Tesco turnaround on track as Aldi and Lidl growth slows

Aldi and Lidl saw their lowest combined sales growth for five years in the 12 weeks ending 5 November, according to the latest Nielsen data.

Aldi: Christmas ad stars Kevin the carrot
Aldi: Christmas ad stars Kevin the carrot

Aldi’s year-on-year sales were up 11.3%, while Lidl’s grew 5.2%, meaning their combined growth rate was the lowest since 2011.

Tesco, meanwhile, proved that the measures implemented by chief executive Dave Lewis to turn around the vast retail business are taking effect; its sales growth of 2.3% was the best in more than three years, and crucially, it also grew its market share, from 27.5% to 27.7%.

Mike Watkins, Nielsen’s UK head of retailer and business insight, said: "It’s inevitable that a time would come when the discounters experienced a slowing growth rate, and three factors have combined to see this happen.
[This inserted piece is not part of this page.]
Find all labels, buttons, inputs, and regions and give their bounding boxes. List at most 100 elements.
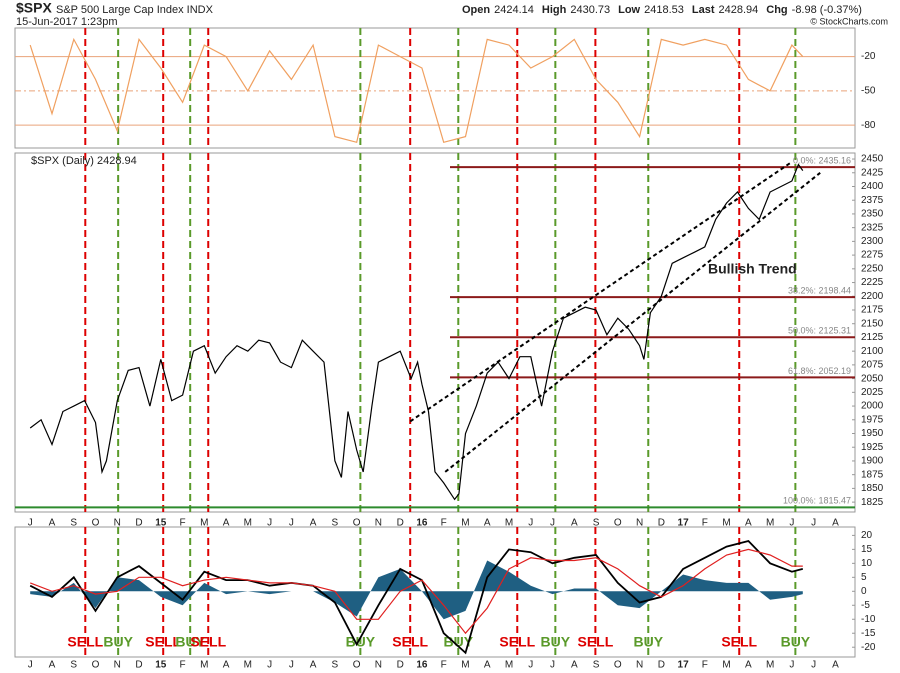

Firstly, the growth rates a year ago were particularly high due to a period of new store openings, so it’s always harder to maintain growth against that.

"Secondly, the supermarkets have had more time to alter strategies to fend off the discounters, particularly Tesco whose recovery continues apace – its 2.3% growth was the strongest in over three years.

"Finally, shoppers are still spending freely and we’ve seen a return of sustainable growth in the volume of items people are buying, helped by industry-wide price cuts, so one of the discounters’ USPs is less pronounced in shoppers’ minds."

Tesco is the only one of the "big four" supermarkets to enjoy positive figures. Morrisons recently reported a fourth straight quarter of like-for-like sales growth, along with increased profits – a sign that its turnaround plan under chief executive David Potts is working. But it has achieved this in part by shutting less successful stores, meaning its total sales are down 2.7%.

Sainsbury’s suffered a less sharp fall in overall sales – 0.9% – but unlike Morrisons, this figure tells most of the story. The supermarket disappointed investors last week when it announced that both revenues and profits had fallen.

Asda, meanwhile, continued to see sales fall sharply, by 4.9% in this period. The Walmart-owned retailer announces its third quarter results on Thursday and will hope to find evidence of some improvement under new chif Sean Clarke.